Às vezes, o silêncio no elevador diz mais sobre o mundo em que vivemos do que qualquer conversa.
Já percebeu como há dias em que parece mais fácil escrever um e-mail ao chefe do que manter uma conversa de 30 segundos no elevador? Como se a simples troca de um “bom dia” pudesse desencadear uma pequena crise interna?
Estamos ali, no mesmo espaço fechado com alguém que se conhece vagamente – até sabe que mora no 3º, mas nunca tem a certeza se é o esquerdo ou o direito. O silêncio instala-se. Um de nós sorri. O outro finge ler o visor do andar. E, quando a porta abre, saímos com um leve alívio… e a sensação estranha de que devia ter dito qualquer coisa.
Estas pequenas situações sociais – conversar no elevador, cruzar-se com um ex-colega no supermercado, escolher onde se sentar num café quase cheio – podem parecer banais. Mas, para muitas pessoas, são verdadeiros testes emocionais. Não é vergonha. É o cérebro em modo “ameaça social”. O desconforto em interações pequenas não é fraqueza, é biologia.

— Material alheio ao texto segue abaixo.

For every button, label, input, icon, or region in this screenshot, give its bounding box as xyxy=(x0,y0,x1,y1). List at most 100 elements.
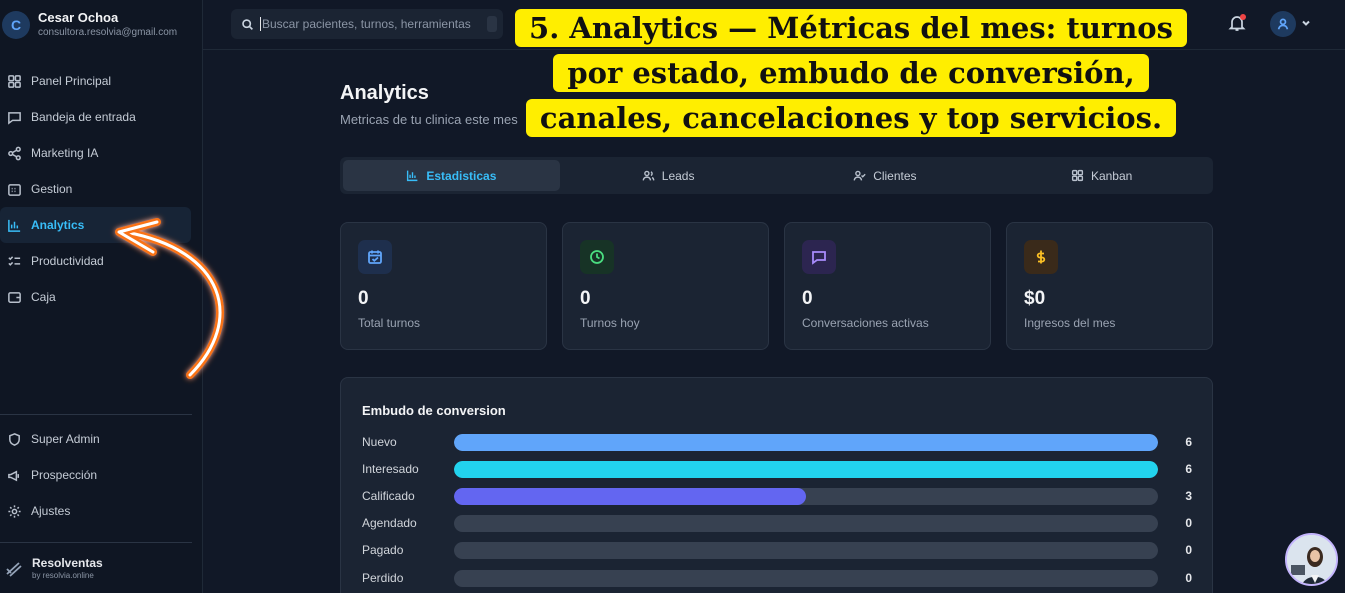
sidebar-item-prospeccion[interactable]: Prospección xyxy=(0,457,191,493)
gear-icon xyxy=(6,503,22,519)
funnel-row: Nuevo 6 xyxy=(362,433,1192,451)
grid-icon xyxy=(1071,169,1084,182)
funnel-row: Agendado 0 xyxy=(362,514,1192,532)
search-icon xyxy=(242,18,253,30)
funnel-bar-track xyxy=(454,433,1158,451)
avatar xyxy=(1270,11,1296,37)
sidebar-nav-bottom: Super Admin Prospección Ajustes xyxy=(0,421,203,529)
share-icon xyxy=(6,145,22,161)
funnel-row: Calificado 3 xyxy=(362,487,1192,505)
sidebar-item-label: Prospección xyxy=(31,468,98,482)
sidebar-item-label: Ajustes xyxy=(31,504,71,518)
users-icon xyxy=(642,170,655,181)
tab-label: Clientes xyxy=(873,168,917,183)
sidebar-divider xyxy=(0,414,192,415)
sidebar-item-label: Marketing IA xyxy=(31,146,99,160)
sidebar-item-label: Gestion xyxy=(31,182,73,196)
user-check-icon xyxy=(853,170,866,181)
user-menu-button[interactable] xyxy=(1270,11,1311,37)
funnel-row-label: Nuevo xyxy=(362,435,397,449)
sidebar-item-panel-principal[interactable]: Panel Principal xyxy=(0,63,191,99)
brand-subtitle: by resolvia.online xyxy=(32,571,94,580)
user-icon xyxy=(1277,18,1289,30)
funnel-bar-fill xyxy=(454,433,1158,451)
sidebar-item-label: Panel Principal xyxy=(31,74,112,88)
search-box[interactable] xyxy=(231,9,503,39)
funnel-row-label: Agendado xyxy=(362,516,417,530)
funnel-bar-track xyxy=(454,460,1158,478)
tab-label: Kanban xyxy=(1090,168,1133,183)
tab-leads[interactable]: Leads xyxy=(560,160,777,191)
funnel-bar-track xyxy=(454,514,1158,532)
funnel-row: Interesado 6 xyxy=(362,460,1192,478)
tab-estadisticas[interactable]: Estadisticas xyxy=(343,160,560,191)
stat-label: Ingresos del mes xyxy=(1024,316,1116,330)
funnel-row-label: Pagado xyxy=(362,543,404,557)
brand: Resolventas by resolvia.online xyxy=(4,556,103,581)
bar-chart-icon xyxy=(407,170,418,182)
sidebar-item-label: Bandeja de entrada xyxy=(31,110,136,124)
funnel-row-value: 0 xyxy=(1185,516,1192,530)
grid-icon xyxy=(6,73,22,89)
wallet-icon xyxy=(6,289,22,305)
funnel-bar-track xyxy=(454,487,1158,505)
sidebar-item-label: Analytics xyxy=(31,218,85,232)
funnel-row: Perdido 0 xyxy=(362,569,1192,587)
tab-label: Estadisticas xyxy=(426,168,497,183)
funnel-row-label: Interesado xyxy=(362,462,419,476)
notification-dot xyxy=(1240,14,1246,20)
funnel-row-value: 0 xyxy=(1185,543,1192,557)
page-title: Analytics xyxy=(340,82,429,104)
sidebar-item-label: Caja xyxy=(31,290,56,304)
notifications-button[interactable] xyxy=(1228,14,1246,32)
stat-label: Turnos hoy xyxy=(580,316,640,330)
conversion-funnel: Embudo de conversion Nuevo 6 Interesado … xyxy=(340,377,1213,593)
funnel-row-value: 0 xyxy=(1185,571,1192,585)
sidebar-item-marketing-ia[interactable]: Marketing IA xyxy=(0,135,191,171)
stat-label: Conversaciones activas xyxy=(802,316,929,330)
sidebar-item-gestion[interactable]: Gestion xyxy=(0,171,191,207)
dollar-icon xyxy=(1024,240,1058,274)
chevron-down-icon xyxy=(1301,15,1311,33)
message-square-icon xyxy=(6,109,22,125)
tab-label: Leads xyxy=(661,168,695,183)
user-avatar: C xyxy=(2,11,30,39)
stat-card-turnos-hoy: 0 Turnos hoy xyxy=(562,222,769,350)
shield-icon xyxy=(6,431,22,447)
tab-clientes[interactable]: Clientes xyxy=(777,160,994,191)
calendar-days-icon xyxy=(6,181,22,197)
stats-cards: 0 Total turnos 0 Turnos hoy 0 Conversaci… xyxy=(340,222,1213,350)
funnel-row-value: 6 xyxy=(1185,462,1192,476)
presenter-avatar xyxy=(1285,533,1338,586)
stat-card-total-turnos: 0 Total turnos xyxy=(340,222,547,350)
tab-kanban[interactable]: Kanban xyxy=(993,160,1210,191)
funnel-row-value: 3 xyxy=(1185,489,1192,503)
stat-value: 0 xyxy=(358,288,369,309)
funnel-row: Pagado 0 xyxy=(362,541,1192,559)
funnel-row-label: Perdido xyxy=(362,571,404,585)
funnel-bar-track xyxy=(454,541,1158,559)
funnel-row-value: 6 xyxy=(1185,435,1192,449)
funnel-title: Embudo de conversion xyxy=(362,403,506,418)
sidebar-item-ajustes[interactable]: Ajustes xyxy=(0,493,191,529)
user-profile[interactable]: C Cesar Ochoa consultora.resolvia@gmail.… xyxy=(0,0,203,50)
sidebar-divider xyxy=(0,542,192,543)
sidebar-item-bandeja[interactable]: Bandeja de entrada xyxy=(0,99,191,135)
stat-value: 0 xyxy=(580,288,591,309)
funnel-row-label: Calificado xyxy=(362,489,415,503)
presenter-photo-icon xyxy=(1287,535,1336,584)
sidebar-item-super-admin[interactable]: Super Admin xyxy=(0,421,191,457)
search-input[interactable] xyxy=(260,17,480,31)
list-checks-icon xyxy=(6,253,22,269)
stat-label: Total turnos xyxy=(358,316,421,330)
tab-bar: Estadisticas Leads Clientes Kanban xyxy=(340,157,1213,194)
annotation-arrow-icon xyxy=(115,218,224,379)
stat-value: $0 xyxy=(1024,288,1046,309)
brand-name: Resolventas xyxy=(32,556,103,570)
user-email: consultora.resolvia@gmail.com xyxy=(38,27,178,38)
annotation-callout: 5. Analytics — Métricas del mes: turnos … xyxy=(491,6,1211,141)
annotation-text: 5. Analytics — Métricas del mes: turnos … xyxy=(515,9,1187,137)
bar-chart-icon xyxy=(6,217,22,233)
funnel-bar-fill xyxy=(454,460,1158,478)
stat-value: 0 xyxy=(802,288,813,309)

O nosso sistema nervoso, responsável por nos proteger de perigos, não distingue entre um leão à solta e a possibilidade de se sentir um estranho numa conversa informal. A resposta fisiológica pode ser semelhante: coração acelerado, respiração curta, pensamento em modo de alerta. E isto acontece com mais frequência do que se imagina.
O nosso cérebro está constantemente a avaliar o ambiente, à procura de sinais de aceitação ou rejeição. Interações mínimas podem ativar circuitos de stress, sobretudo se houver experiências passadas de crítica, exclusão ou vergonha. Como seres profundamente sociais, o medo da rejeição ativa mecanismos semelhantes aos do medo físico. É por isso que um simples “olhar desviado” pode soar como um ataque ao nosso valor. Por vezes, aquilo que o corpo sente é só o eco de algo que o cérebro interpretou como ameaça.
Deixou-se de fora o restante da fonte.